Cool Aussie renewable energy projects you probably haven't heard about

PUBLISHED BY SBS SCIENCE IN Oct 2016

 
Solar panels looking skyward to capture the sun's energy at the Nyngan Solar Plant, Nyngan, NSW [Image courtesy of Jacqui Fenwick]

Solar panels looking skyward to capture the sun's energy at the Nyngan Solar Plant, Nyngan, NSW [Image courtesy of Jacqui Fenwick]

 
 

Buoys that make electricity from ocean waves, and mirrors that help grow tomatoes in the desert.

We cannot create or destroy energy. It is only transferred from one form into another, and humans merely harness it where we can.

This law, the conservation of energy, underpins our physical world. Solar energy hits our oceans, turns into heat and creates water vapour, driving storms that whip up winds and waves – and it’s these natural energy currents that burgeoning renewable energy technologies are tapping into.

Most recently renewables have been tangled up in the aftermath of the superstorm that hit South Australia last week. While politicians squabble about the state-wide blackout, numerous renewable energy projects are whirring away uninterrupted across the country – producing clean energy and freshwater in unlikely places. 

Under the sea

Off the coast of Fremantle, Western Australia, in an ocean usually known for its sharks, the Carnegie Wave Project is capturing the energy of the sea. An array of buoys sits fully submerged beneath the surface, each tethered to the ocean floor and invisible from the land. 

The buoys rise and fall with passing waves, pumping high-pressure water ashore. This drives a series of hydroelectric turbines round-the-clock to generate electricity and simultaneously desalinate water. 

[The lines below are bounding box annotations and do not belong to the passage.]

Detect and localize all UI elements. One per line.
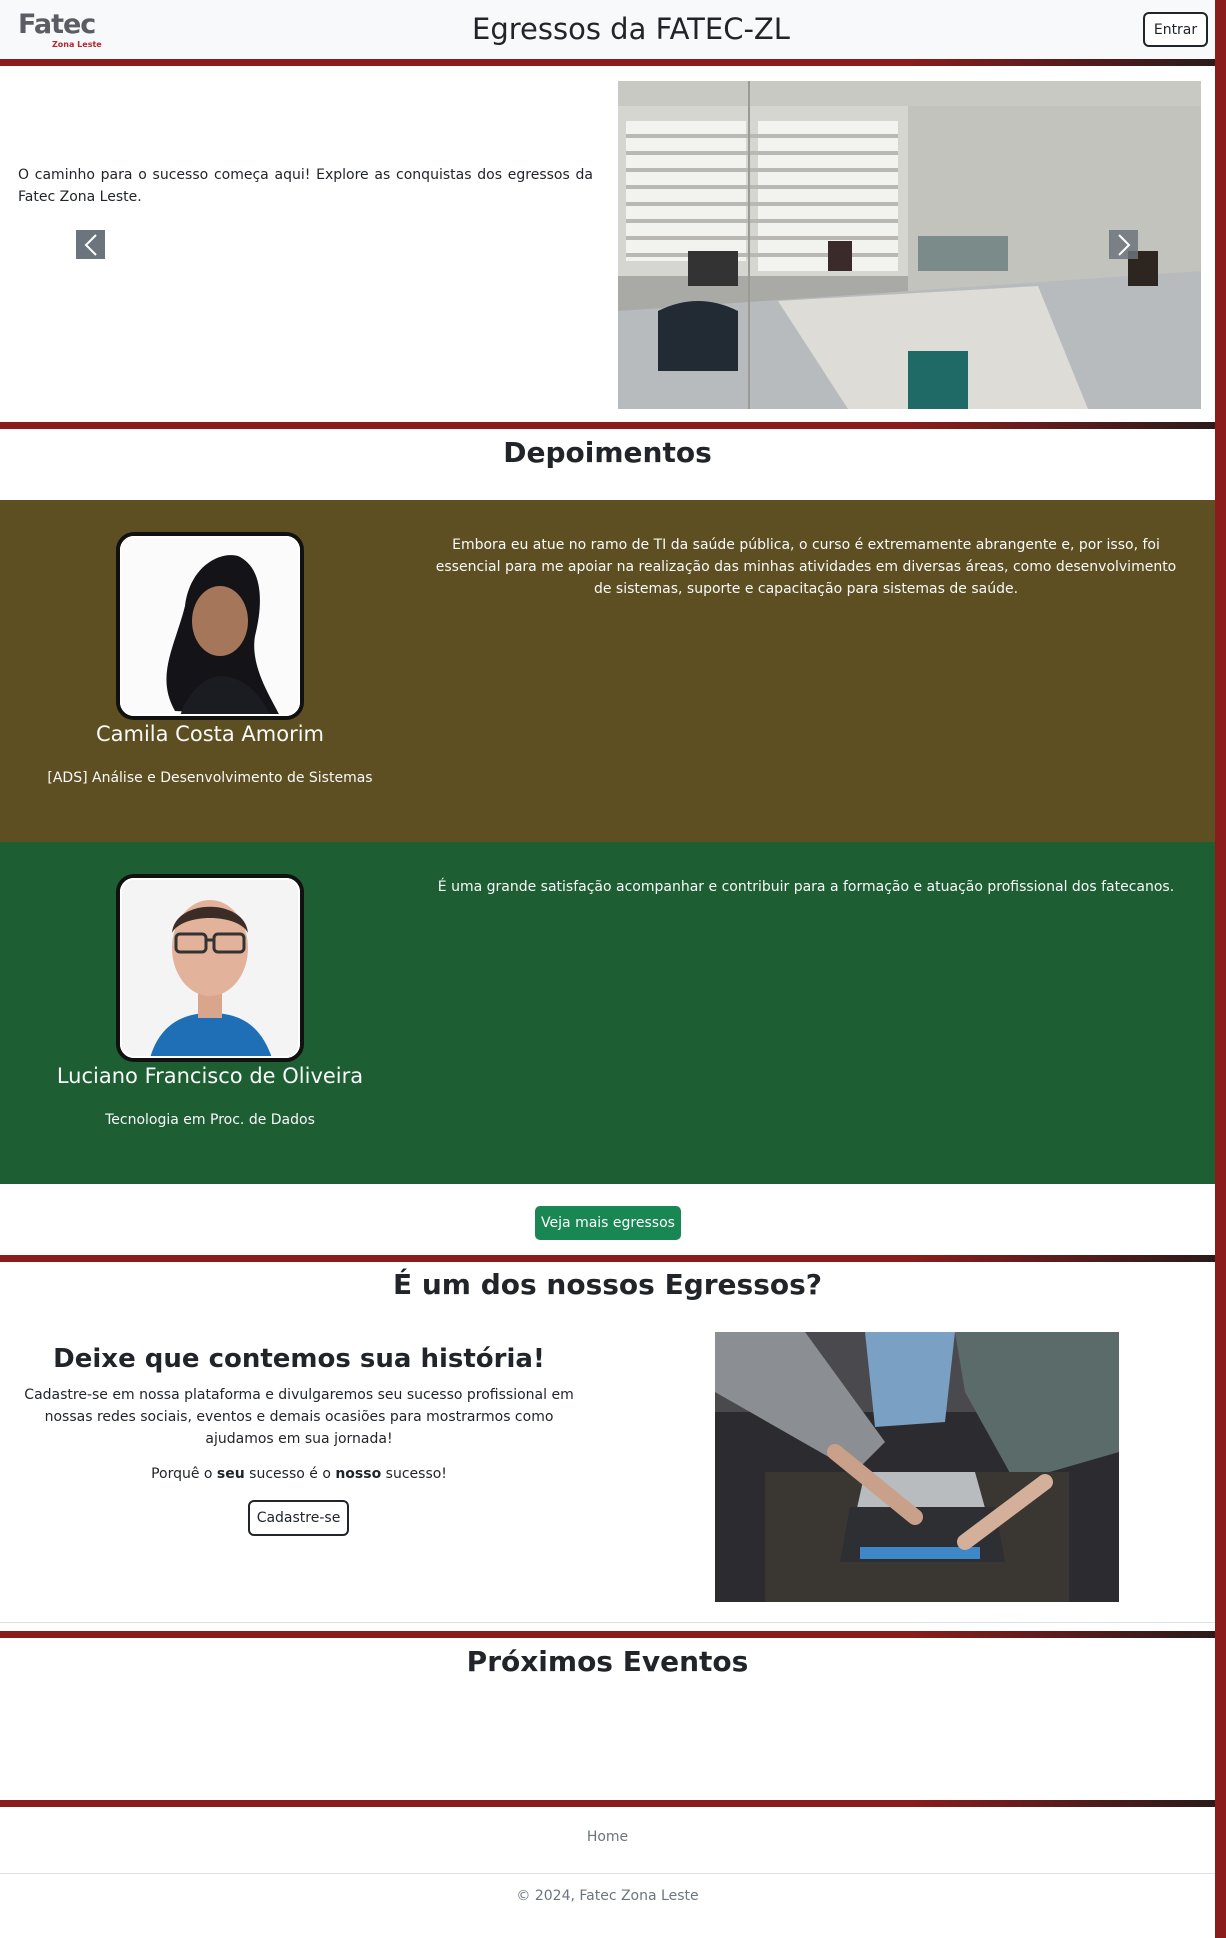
alumni-section-title: É um dos nossos Egressos? <box>392 1268 823 1301</box>
person-name: Camila Costa Amorim <box>95 722 325 746</box>
slogan-text: sucesso! <box>381 1466 447 1482</box>
footer-home-link[interactable]: Home <box>0 1829 1215 1845</box>
person-course: Tecnologia em Proc. de Dados <box>105 1112 315 1128</box>
footer-separator <box>0 1873 1215 1874</box>
avatar <box>116 874 304 1062</box>
hero-divider <box>0 422 1215 429</box>
hero-text: O caminho para o sucesso começa aqui! Ex… <box>18 167 593 205</box>
slogan-bold-nosso: nosso <box>335 1466 382 1482</box>
navbar: Fatec Zona Leste Egressos da FATEC-ZL En… <box>0 0 1215 59</box>
person-course: [ADS] Análise e Desenvolvimento de Siste… <box>47 770 373 786</box>
testimonial-card: Camila Costa Amorim [ADS] Análise e Dese… <box>0 500 1215 842</box>
alumni-slogan: Porquê o seu sucesso é o nosso sucesso! <box>18 1463 580 1485</box>
testimonial-card: Luciano Francisco de Oliveira Tecnologia… <box>0 842 1215 1184</box>
header-divider <box>0 59 1215 66</box>
more-alumni-button[interactable]: Veja mais egressos <box>535 1206 681 1240</box>
chevron-right-icon <box>1117 233 1130 256</box>
events-divider <box>0 1800 1215 1807</box>
laptop-photo <box>715 1332 1119 1602</box>
slogan-text: sucesso é o <box>244 1466 336 1482</box>
page: Fatec Zona Leste Egressos da FATEC-ZL En… <box>0 0 1215 1938</box>
signup-button[interactable]: Cadastre-se <box>248 1500 349 1536</box>
avatar <box>116 532 304 720</box>
testimonials-title: Depoimentos <box>503 436 712 469</box>
testimonial-quote: É uma grande satisfação acompanhar e con… <box>437 879 1175 895</box>
slogan-text: Porquê o <box>151 1466 217 1482</box>
testimonial-quote: Embora eu atue no ramo de TI da saúde pú… <box>435 537 1177 597</box>
right-accent-bar <box>1215 0 1226 1938</box>
events-title: Próximos Eventos <box>466 1645 749 1678</box>
section-separator <box>0 1622 1215 1623</box>
page-title: Egressos da FATEC-ZL <box>472 12 790 46</box>
login-button[interactable]: Entrar <box>1143 12 1208 47</box>
slogan-bold-seu: seu <box>216 1466 245 1482</box>
carousel-next-button[interactable] <box>1109 230 1138 259</box>
carousel-prev-button[interactable] <box>76 230 105 259</box>
person-name: Luciano Francisco de Oliveira <box>56 1064 364 1088</box>
chevron-left-icon <box>84 233 97 256</box>
footer-copyright: © 2024, Fatec Zona Leste <box>516 1888 699 1904</box>
alumni-subtitle: Deixe que contemos sua história! <box>53 1344 545 1374</box>
alumni-paragraph: Cadastre-se em nossa plataforma e divulg… <box>24 1387 574 1447</box>
testimonials-divider <box>0 1255 1215 1262</box>
alumni-divider <box>0 1631 1215 1638</box>
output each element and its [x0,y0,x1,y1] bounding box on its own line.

This patented CETO technology has been connected to the grid since late 2014 and feeds Australia’s largest naval base, HMAS Stirling, on Garden Island with zero-emission electricity and fresh water.

Backed by the Australian Renewable Energy Agency, the array has already clocked up 14,000 cumulative operating hours but is set to expand further. The next generation of buoys, CETO6, will be installed together with on-land solar energy capture and battery storage to create a micro-grid designed for island settlements. 

In sunburnt country

Meanwhile, outside of Port Augusta, South Australia, Sundrop Farms is transforming otherwise infertile land into a thriving agricultural greenhouse. There’s plenty of sunlight in the desert, but no fresh water. Sundrop desalinates saltwater from the nearby Spencer Gulf to irrigate their crops using concentrated solar-thermal power

The assembly of mirrors is stunning: 23,000 panels (just regular bathroom mirrors) looking skyward to focus the sun’s rays onto a central tower, 127-metres tall. The intense solar energy is channelled into the water supply, producing steam. Steam turbines generate electricity and the heat powers the desalination process; excess electricity and heat can be stored on site. The energy is also used to regulate the temperature of the hydroponic greenhouses. 

Sundrop’s farm in Port Augusta is officially opening today (6 October), but while running in test mode, it has already been supplying two truckloads of truss tomatoes daily to supermarkets. And the 20-hectare facility continued operating through the recent SA power blackout.

Not the future of renewables

Sundrop, and likewise the Carnegie Wave Project, could not have been successful without the backing of major investors – the key is that these ventures are not only sustainable, but profitable too.

However, renewable energy experts such as Professor Andrew Blakers from Australian National University (ANU) will tell you that by far the most important renewables to focus on are the big ones - wind farm technologies and photovoltaic solar cells. “Ocean and thermal are tiny pimples in the graph,” he remarks.

Still, even if these two projects won’t transform the world as we know it, a strategically designed sustainable project built for a specific location can serve as inspiration for what humans can achieve when we look beyond traditional means of energy production.